Meet Colin Breavan, 43; Michelle Conlin, 39; and Isabella Beavan, 2, your cast in the hurlyburly tragicomedy that is today's Times' House and Home section. (And is also another exhibit in how House & Home is killing Thursday Styles.) Colin Breavan, a writer of historical nonfiction, had been cast adrift by the vagaries of publishing and was looking for a new book deal. His Faustian agent thought a book about living a year without wiping might sell well. FSG thought so too.
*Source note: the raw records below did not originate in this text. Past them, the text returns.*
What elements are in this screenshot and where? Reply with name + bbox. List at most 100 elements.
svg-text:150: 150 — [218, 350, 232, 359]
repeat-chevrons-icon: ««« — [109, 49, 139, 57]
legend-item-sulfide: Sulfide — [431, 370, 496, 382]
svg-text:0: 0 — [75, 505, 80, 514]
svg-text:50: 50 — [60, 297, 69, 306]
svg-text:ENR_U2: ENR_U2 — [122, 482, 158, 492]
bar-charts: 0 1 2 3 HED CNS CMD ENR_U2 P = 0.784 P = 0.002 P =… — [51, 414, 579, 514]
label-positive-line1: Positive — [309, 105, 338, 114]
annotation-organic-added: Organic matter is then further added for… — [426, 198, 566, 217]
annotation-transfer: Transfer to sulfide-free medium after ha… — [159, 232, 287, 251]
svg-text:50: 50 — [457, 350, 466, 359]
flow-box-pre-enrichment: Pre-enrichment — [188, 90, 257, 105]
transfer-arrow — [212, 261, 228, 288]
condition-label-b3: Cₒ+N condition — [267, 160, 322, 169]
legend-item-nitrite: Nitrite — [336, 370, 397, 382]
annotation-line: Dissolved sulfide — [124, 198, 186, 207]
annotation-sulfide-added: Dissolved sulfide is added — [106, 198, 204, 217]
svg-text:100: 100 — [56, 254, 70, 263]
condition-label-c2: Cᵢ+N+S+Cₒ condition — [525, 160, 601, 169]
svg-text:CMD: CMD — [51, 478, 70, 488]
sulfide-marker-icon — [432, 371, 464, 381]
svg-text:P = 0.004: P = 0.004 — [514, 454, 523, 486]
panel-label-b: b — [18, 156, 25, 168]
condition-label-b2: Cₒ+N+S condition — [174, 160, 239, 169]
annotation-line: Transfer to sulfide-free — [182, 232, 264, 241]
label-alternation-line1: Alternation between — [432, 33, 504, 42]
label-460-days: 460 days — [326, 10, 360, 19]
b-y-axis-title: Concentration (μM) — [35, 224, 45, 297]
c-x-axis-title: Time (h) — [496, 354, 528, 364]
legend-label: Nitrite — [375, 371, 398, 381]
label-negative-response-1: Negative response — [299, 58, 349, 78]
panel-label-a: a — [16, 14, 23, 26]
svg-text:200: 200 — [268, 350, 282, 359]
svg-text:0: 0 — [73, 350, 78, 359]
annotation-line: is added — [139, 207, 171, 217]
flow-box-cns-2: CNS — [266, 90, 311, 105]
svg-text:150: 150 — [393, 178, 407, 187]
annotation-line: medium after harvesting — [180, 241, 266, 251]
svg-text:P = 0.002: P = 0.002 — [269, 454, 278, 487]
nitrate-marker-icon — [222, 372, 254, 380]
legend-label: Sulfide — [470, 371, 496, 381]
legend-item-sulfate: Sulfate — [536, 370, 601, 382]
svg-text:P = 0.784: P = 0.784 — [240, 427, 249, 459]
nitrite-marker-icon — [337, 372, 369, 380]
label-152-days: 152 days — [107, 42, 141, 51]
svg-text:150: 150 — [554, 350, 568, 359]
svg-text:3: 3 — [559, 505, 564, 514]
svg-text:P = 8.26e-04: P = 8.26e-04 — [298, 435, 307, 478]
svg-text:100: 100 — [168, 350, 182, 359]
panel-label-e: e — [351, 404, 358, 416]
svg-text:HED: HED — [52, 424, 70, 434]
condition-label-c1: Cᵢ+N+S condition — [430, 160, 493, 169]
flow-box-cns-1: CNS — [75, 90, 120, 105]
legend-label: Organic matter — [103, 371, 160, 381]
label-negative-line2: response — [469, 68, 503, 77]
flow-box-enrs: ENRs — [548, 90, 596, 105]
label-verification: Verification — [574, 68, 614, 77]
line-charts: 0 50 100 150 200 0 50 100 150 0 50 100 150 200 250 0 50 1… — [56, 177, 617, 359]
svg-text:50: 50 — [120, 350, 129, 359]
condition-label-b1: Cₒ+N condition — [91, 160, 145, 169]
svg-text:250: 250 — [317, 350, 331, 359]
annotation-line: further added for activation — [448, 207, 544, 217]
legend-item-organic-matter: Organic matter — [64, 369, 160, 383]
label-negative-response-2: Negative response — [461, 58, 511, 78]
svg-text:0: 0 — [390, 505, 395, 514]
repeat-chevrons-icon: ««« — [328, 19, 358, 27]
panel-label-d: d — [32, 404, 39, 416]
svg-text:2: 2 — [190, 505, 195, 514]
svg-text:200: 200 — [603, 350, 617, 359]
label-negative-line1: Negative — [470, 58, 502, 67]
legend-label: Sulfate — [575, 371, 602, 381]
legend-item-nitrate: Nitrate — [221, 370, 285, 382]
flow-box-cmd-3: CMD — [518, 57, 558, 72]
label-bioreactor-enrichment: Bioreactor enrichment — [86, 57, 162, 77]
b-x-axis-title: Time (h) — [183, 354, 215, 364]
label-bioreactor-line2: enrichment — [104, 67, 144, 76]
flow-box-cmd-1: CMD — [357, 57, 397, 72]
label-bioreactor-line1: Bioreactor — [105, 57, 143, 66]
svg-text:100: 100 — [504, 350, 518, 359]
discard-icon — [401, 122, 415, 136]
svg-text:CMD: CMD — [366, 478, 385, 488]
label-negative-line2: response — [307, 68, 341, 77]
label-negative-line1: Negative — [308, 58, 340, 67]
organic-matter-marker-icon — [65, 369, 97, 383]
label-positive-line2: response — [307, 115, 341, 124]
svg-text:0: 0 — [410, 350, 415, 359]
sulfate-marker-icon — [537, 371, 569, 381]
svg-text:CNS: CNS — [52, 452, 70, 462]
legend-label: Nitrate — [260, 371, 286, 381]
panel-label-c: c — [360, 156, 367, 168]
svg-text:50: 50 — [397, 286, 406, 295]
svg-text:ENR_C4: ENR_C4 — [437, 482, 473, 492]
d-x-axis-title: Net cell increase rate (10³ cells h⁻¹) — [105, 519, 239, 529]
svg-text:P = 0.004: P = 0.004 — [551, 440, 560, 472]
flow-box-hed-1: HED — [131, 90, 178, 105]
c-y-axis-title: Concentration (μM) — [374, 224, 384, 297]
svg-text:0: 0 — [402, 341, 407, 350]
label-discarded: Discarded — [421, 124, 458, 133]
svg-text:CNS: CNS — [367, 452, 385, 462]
So Michelle, a tender hearted Business Week writer and wife of Colin, was roped into this yearlong experiment of "No Impact" living. Together the couple discard their lightbulbs, disposable razors and olive oil, vowing to live green. They even confiscate the cleaning lady's paper towels, though in a touching scene, lit only by flickering beeswax candles, the woman makes a plea to keep her beloved vacuum. Our munificent heroes relent. Slowly but surely, the couples friends drift away, repulsed by the "sour odor hover[ing] oh-so-slightly in the air... that is the mark of the home composter," and Colin's annoying mantra, "Oh man, this book is going to be so fucking killer."
Michelle's face, cleansed only with Fresh and Kiehl's product, her teeth caked in baking soda, begins to whither and fade without coffee. At one point, she Razor-scoots through a blizzard. But Colin won't be deterred. His book, he reminds himself, is going to be just so very fucking killer. And so as his family deteriorates, held together only by unbleached cotton and riven by his "ethically murky exercise in self-promotion," as one visitor puts it, Colin quietly weeps on the toilet, too moist to move and too proud to wipe. However will he countenance the fact that Manhattan's water comes from so far away? A draft snuffs out the candle. EXEUNT OMNES.